Keep an eye on here to see when the data will be available. I foresee in the next week, at least for basic listing and searching.
If you can’t read the article, it basically talks about two boys who went off to a train yard to collect bits of fuel (probably coal) that fell off of the trains. While running between two cars, one boy had his hands crushed between them when they moved. In the end, he had to have them amputated at the elbows.
I was now very interested in what happened to this boy, Anton Katshamer, as named in the story. I went directly to FamilySearch and tried looking for that name, but no luck. After playing with the names, spelling, and family members, I ran across a family in the 1910 Census for Milwaukee with all of the correct people; a boy named Max, a younger boy named Anton. Though, their last name was spelled, Kopfhammer. I then found the family in the 1920 Census. This time without a father, which lines up directly with the story that mentions “the father has been dead three years,” so in 1912.

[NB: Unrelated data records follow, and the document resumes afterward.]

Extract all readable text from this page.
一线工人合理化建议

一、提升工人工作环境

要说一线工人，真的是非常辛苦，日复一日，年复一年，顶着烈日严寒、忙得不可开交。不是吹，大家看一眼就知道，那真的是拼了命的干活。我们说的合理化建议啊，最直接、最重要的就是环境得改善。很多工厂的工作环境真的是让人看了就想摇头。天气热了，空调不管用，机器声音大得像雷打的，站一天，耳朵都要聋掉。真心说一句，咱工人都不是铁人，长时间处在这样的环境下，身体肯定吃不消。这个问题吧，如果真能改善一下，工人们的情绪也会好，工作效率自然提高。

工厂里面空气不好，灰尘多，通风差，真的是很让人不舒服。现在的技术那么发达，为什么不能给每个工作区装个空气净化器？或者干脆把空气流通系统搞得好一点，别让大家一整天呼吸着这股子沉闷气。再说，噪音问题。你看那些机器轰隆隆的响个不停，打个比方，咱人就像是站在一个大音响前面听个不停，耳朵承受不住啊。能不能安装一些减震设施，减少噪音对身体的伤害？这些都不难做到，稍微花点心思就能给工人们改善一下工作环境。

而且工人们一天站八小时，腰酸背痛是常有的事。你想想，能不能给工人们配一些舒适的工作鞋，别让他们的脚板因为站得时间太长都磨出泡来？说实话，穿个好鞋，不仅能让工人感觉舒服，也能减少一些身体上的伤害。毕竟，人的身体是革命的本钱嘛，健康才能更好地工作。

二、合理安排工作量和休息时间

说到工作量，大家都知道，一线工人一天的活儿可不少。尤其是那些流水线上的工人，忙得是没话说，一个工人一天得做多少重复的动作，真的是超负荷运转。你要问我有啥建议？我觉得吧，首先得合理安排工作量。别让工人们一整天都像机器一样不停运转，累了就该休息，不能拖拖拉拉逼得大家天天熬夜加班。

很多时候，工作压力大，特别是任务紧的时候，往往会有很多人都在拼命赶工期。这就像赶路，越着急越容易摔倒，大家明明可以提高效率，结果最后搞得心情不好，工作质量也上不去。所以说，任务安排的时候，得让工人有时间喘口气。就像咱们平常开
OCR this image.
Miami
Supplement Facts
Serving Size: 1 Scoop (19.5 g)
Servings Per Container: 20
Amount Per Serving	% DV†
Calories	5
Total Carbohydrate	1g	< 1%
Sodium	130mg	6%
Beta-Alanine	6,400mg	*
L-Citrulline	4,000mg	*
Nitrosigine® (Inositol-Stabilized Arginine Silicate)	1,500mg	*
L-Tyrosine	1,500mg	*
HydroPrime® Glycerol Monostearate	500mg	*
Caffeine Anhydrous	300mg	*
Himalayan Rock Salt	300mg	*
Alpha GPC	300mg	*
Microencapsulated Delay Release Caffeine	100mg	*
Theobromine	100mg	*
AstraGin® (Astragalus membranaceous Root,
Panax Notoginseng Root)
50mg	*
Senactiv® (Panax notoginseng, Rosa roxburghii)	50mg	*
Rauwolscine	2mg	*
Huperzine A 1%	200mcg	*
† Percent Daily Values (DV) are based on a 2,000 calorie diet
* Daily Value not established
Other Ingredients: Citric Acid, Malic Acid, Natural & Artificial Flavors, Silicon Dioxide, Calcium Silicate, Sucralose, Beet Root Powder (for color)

I went to our trusty friend, Google, to try to find more. My search for Anton brought up 3 more articles from The Milwaukee Journal from later in 1915. The first one, from April 10, 1915, is titled Workers Help Fund For Tony. It mentions how a few local companies and individuals put together some money for Anton and his family, totaling $2,318 in this article, including a man who sent in his 35 cents that he saved by skipping his noon meal.
The second one from later in April on the 20th, titled Guardian Named For Boy Who Lost Hands. It mainly talks about who took over Anton’s guardianship while he works on learning to live without hands, including, hopefully, getting artificial hands.
The last one from December 1915 is titled Injured Boy Gets $15,000 in Court. $3,000 of that came from the local businesses and individuals and $12,000 came from the railroad company, though without involving a lawsuit. There are some funny quotes from Anton in this article.
“I don’t know what I will be when I grow up to be a man,” continued Tony, “I can’t be a fireman or policeman, and I might be a lawyer. They have been nice to me.”
It was suggested that Tony would not be a howling success as an attorney without hands, as one of the great requisites for financial success is five flexible digits on each manual extremity.
I also found a death record for an Anton Kopfhammer matching the dates from California in 1989, though no luck on obituaries or more information. I’d really like to see what he became when he grew up. I’ll keep you posted if I find anything more. It’s amazing what information you can find with the records available today.